Firstly they are intermittent, producing zero power when winds drops or sunlight fails.

Secondly, green energy is dilute so the collection area must be huge. Both solar panels and wind turbines are old technologies and now close to collecting the maximum energy from a given land area of wind and sun, so limited technology gains are possible. Wind turbines generate nothing from gentle breezes and must shut down in gales. To collect more energy the green twins must collect from greater areas using a widespread scatter of panels and towers connected by a fragile network of roads and transmission lines. This expensive, extensive but flimsy system is far more susceptible to damage from cyclones, hail, snow, lightning, bushfire, flood and sabotage than a big, well-built, centrally-located, well-maintained traditional power station with strong walls, a roof and lightning protection. Green energy also requires far more investment in transmission lines and inter-connectors that consumers must pay for, and the energy transmission losses are greater.

Thirdly, green energy is like a virus in a distribution network.
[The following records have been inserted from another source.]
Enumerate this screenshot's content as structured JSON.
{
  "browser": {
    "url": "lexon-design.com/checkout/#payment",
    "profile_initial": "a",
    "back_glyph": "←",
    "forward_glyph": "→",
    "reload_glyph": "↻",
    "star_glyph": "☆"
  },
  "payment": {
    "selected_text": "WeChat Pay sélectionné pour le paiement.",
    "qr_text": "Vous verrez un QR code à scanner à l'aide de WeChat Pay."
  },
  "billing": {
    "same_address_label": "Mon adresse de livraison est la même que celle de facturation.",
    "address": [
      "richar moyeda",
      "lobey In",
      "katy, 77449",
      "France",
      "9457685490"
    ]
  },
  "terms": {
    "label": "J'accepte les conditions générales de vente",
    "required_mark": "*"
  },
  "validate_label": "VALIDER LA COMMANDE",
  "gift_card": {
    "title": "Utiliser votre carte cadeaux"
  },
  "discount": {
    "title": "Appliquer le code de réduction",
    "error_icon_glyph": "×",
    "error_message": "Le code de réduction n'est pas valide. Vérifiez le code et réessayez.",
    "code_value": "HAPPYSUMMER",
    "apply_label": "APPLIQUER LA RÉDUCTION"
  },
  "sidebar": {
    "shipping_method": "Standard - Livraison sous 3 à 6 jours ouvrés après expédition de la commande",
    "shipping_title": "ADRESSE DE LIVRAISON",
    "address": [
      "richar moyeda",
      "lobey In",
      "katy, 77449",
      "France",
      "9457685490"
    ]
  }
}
When the sun shines, solar energy floods the network, causing energy prices to plummet. Coal and gas plants are forced to operate at a cash loss or shut down. Erratic winds make this problem worse as they are less predictable and changes can be quicker. But when all green energy fails suddenly, like in an evening peak demand period after a still cold sunset, coal cannot ramp up quickly unless it has been kept on standby with boilers hot, waiting for an opportunity to generate some positive cash flow. Gas and hydro can fire up swiftly but who wants to own/build/maintain an expensive fair-dinkum power station that operates intermittently?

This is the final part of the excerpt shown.